Taking the Roller Coaster Plunge
Or "How I Became a Roller Coaster Fanatic"
illustration by brad fitzpatrick
The other day, a friend and I were discussing our memories of Pine Island Park, a popular amusement park in Manchester that went out of business back in the early 1960s.
I still clearly remember the day when I decided I wanted to be brave and try the park’s most popular ride — the old wooden roller coaster. I was about 10 then, and the only problem was that I couldn’t find anyone who shared my desire to take the plunge.
Enter my grandmother, a woman of ample proportions, who loved roller coasters — the steeper, the better.
So one summer night in 1959, there I stood in line, waiting to ride Pine Island Park’s roller coaster with my grandmother by my side. The longer we waited, the more apprehensive I became. I felt my hands getting clammy as I heard the distant, terrified screams of the riders every time the big coaster whipped around a curve.
I forced a smile at my grandmother as I silently worried about everything that might go wrong on the ride. Would my mouth fly open from the force of the wind and I’d end up swallowing a bunch of bugs? Would the nails holding the decaying wooden track together pop out when we rode over them?
But my biggest concern involved wedging myself next to my grandmother in the coaster car. I feared that when we soared down the steepest hill, I’d be in danger of popping up like a slice of bread in a toaster and landing somewhere on the ground below with my feet sticking up out of the bushes.
When my grandmother and I finally were seated on the coaster, my worst fear came true. I felt like a sardine. The safety bar practically groaned when the attendant locked it down over us ... and that was only after my grandmother sucked in her breath.
I prayed she wouldn’t exhale during the entire ride.
The climb up that first hill was the longest climb of my life. It seemed as if time stood still as each “clickety-clack” inched us closer to the top.
At the top of the hill, I made the mistake of looking out at the park. I saw the nice, safe carousel with all of its pretty horses. I saw the pond with its peaceful canoers.

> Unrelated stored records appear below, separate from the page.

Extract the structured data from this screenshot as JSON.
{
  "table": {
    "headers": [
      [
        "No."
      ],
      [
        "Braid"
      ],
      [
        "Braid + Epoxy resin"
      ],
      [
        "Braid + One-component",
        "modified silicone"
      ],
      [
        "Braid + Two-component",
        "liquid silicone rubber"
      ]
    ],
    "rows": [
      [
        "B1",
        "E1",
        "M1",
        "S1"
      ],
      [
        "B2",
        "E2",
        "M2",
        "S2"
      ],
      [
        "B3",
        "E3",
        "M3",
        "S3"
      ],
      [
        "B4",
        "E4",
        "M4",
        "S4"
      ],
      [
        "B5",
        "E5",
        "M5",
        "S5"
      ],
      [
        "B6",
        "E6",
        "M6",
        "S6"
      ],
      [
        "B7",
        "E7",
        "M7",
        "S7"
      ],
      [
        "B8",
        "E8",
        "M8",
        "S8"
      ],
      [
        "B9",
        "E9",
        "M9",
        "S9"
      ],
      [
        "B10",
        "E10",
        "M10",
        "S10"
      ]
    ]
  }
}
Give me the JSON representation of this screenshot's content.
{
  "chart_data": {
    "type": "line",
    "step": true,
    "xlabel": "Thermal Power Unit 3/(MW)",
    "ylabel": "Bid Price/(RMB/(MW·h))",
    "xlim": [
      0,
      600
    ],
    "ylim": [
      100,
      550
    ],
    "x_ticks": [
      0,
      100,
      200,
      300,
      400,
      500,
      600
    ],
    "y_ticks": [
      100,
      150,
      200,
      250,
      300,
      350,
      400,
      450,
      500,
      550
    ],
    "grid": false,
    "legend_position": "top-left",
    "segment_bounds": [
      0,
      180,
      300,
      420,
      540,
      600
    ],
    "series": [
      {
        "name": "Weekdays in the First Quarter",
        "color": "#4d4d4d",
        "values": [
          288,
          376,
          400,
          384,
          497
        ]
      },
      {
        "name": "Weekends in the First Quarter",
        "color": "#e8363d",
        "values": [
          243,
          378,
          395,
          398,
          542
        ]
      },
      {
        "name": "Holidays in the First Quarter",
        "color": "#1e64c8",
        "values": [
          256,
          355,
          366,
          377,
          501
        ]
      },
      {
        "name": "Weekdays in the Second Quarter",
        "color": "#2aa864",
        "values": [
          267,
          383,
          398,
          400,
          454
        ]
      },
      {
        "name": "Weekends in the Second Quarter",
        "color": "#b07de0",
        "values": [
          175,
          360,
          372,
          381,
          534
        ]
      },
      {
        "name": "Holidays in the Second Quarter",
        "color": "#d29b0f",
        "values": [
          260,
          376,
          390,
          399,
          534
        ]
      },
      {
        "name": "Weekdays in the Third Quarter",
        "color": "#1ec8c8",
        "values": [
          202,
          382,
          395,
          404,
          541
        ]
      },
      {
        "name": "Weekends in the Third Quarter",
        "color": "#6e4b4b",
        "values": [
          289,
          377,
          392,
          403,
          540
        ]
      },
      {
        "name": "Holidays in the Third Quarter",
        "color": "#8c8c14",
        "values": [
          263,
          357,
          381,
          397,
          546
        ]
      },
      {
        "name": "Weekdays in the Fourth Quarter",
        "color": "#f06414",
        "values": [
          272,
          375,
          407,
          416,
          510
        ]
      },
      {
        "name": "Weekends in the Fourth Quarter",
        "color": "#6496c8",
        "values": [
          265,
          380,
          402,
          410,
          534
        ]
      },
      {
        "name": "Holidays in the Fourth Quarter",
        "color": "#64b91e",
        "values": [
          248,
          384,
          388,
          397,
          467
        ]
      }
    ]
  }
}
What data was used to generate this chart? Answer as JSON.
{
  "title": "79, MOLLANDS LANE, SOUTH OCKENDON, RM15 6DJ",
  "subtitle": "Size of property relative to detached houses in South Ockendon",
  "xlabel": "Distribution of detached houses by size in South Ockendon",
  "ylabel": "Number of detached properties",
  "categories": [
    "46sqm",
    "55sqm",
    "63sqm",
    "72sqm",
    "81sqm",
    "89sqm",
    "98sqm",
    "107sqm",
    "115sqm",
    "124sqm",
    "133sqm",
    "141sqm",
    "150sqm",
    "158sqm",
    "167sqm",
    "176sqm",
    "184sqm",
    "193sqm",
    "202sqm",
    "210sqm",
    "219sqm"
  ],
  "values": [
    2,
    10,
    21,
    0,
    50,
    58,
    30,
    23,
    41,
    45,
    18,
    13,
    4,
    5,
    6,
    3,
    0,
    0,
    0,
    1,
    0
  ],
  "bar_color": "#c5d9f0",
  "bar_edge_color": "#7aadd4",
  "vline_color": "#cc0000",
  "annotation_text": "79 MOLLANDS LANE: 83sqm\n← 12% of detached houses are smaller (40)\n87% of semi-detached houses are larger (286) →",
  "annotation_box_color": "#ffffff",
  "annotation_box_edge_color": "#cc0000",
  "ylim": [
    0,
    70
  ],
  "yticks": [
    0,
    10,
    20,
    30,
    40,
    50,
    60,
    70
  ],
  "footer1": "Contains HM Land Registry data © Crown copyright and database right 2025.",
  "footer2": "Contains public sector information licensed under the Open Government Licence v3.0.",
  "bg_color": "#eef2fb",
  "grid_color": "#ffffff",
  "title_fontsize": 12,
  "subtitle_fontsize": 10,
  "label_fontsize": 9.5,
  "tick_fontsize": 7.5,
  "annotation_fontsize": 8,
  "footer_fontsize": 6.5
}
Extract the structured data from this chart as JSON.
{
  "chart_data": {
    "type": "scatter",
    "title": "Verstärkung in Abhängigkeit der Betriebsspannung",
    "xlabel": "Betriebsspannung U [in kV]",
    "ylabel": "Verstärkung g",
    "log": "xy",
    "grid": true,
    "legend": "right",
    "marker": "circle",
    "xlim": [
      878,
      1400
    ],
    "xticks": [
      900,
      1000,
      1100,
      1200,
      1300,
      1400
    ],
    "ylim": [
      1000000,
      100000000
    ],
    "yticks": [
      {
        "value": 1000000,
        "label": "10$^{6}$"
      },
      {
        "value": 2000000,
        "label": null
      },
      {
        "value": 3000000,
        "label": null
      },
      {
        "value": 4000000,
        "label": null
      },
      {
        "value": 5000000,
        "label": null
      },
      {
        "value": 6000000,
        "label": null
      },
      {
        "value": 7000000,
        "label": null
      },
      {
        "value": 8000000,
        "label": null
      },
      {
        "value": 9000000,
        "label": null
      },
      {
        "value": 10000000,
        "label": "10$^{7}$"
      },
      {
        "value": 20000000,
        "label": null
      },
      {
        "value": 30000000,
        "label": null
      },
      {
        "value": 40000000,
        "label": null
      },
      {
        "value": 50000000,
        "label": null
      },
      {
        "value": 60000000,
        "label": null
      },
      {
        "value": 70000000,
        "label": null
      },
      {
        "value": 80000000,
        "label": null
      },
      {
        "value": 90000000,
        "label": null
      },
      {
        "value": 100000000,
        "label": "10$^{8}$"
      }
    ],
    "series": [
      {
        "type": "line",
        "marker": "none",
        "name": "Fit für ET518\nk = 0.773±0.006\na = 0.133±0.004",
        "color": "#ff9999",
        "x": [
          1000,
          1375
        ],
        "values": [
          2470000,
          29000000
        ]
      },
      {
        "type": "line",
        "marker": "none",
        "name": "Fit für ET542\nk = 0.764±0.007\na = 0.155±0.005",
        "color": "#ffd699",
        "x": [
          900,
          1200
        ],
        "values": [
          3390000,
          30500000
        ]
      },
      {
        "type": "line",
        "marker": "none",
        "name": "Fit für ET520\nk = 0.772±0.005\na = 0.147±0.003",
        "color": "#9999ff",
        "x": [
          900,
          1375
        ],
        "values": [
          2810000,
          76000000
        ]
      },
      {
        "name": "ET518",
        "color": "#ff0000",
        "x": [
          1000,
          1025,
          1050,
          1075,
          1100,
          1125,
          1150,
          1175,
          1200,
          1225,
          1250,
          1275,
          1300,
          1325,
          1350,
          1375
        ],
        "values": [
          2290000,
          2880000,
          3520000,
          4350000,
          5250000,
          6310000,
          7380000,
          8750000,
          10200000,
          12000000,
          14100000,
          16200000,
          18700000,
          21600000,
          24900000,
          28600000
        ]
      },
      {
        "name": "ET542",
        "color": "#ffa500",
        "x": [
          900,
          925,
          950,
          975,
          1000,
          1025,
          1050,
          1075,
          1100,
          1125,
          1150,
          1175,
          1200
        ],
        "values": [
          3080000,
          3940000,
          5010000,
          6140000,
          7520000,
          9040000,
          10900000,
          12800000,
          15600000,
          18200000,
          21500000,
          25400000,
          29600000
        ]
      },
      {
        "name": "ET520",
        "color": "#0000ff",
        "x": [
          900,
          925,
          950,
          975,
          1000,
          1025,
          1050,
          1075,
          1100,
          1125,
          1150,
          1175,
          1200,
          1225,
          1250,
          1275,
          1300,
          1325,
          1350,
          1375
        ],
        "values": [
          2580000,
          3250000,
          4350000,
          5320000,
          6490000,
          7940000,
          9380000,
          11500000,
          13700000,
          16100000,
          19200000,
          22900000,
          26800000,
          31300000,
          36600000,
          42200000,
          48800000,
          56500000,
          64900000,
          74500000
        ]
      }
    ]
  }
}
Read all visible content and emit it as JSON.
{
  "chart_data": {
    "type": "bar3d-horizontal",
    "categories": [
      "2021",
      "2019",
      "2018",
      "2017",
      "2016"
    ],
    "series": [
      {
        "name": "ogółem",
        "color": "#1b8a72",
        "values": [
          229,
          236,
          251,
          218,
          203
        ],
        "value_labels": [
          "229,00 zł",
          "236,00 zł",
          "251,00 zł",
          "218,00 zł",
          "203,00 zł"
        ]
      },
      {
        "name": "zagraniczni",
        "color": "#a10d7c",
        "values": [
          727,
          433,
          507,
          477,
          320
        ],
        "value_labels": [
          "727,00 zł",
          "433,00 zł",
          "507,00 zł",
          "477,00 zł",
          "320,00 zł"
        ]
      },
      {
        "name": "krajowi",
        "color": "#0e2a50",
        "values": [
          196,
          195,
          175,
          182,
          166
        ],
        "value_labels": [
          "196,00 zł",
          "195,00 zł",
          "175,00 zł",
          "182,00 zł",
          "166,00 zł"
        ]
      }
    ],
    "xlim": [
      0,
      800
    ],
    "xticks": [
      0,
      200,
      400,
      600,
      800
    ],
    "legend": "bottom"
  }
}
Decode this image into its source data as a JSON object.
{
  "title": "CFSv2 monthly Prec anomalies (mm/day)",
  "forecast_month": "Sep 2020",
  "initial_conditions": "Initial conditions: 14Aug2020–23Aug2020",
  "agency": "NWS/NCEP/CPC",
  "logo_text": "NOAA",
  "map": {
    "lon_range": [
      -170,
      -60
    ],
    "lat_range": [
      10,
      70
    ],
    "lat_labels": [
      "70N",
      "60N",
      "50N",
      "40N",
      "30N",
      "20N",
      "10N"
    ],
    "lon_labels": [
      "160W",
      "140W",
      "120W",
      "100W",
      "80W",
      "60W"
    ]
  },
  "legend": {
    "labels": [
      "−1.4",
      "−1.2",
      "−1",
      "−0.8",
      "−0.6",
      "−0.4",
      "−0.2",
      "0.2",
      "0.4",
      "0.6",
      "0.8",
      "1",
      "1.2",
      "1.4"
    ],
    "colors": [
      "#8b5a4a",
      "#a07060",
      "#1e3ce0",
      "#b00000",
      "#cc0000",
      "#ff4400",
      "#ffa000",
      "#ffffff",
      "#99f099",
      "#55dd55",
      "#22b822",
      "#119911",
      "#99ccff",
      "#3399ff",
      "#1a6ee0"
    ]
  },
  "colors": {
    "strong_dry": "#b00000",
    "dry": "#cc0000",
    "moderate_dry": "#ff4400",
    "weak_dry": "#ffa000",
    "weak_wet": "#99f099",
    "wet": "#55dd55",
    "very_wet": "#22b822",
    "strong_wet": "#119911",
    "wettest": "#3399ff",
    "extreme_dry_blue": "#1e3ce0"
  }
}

And I saw my short life flash before me.
The rest of the ride was a blur. I remember screaming. I remember my neck snapping from side to side. I remember rising up out of my seat on the first hill and thinking my pop-up-toaster fear was going to come true.
Within seconds, the ride was over. After all of the waiting, all of the nervous anticipation, I felt cheated. Heck, I didn’t even have a single bug in my teeth.
“Can we go on it again?” I begged my grandmother. “Puh-leeze?”
“Sure!” she said.
So we rode on the coaster four more times that night. And by the time we headed home, a roller coaster fanatic had been born.
There was no stopping me after that. I rode on that coaster every chance I got. And after the park went out of business, I found other wooden coasters to ride, at places like Canobie Lake Park and Salisbury Beach.
And now, even though I’m older than my grandmother was back when she took me on that first ride, and I’ve inherited some of her “ample proportions,” I still want to go to Canobie Lake Park every summer and ride on the good old Yankee Cannonball.
The only problem is, whenever I mention it to my friends, I usually get the same reaction: “At your age? Are you crazy? You’ll end up breaking something!”
Maybe so. But it will be worth spending a few weeks in traction.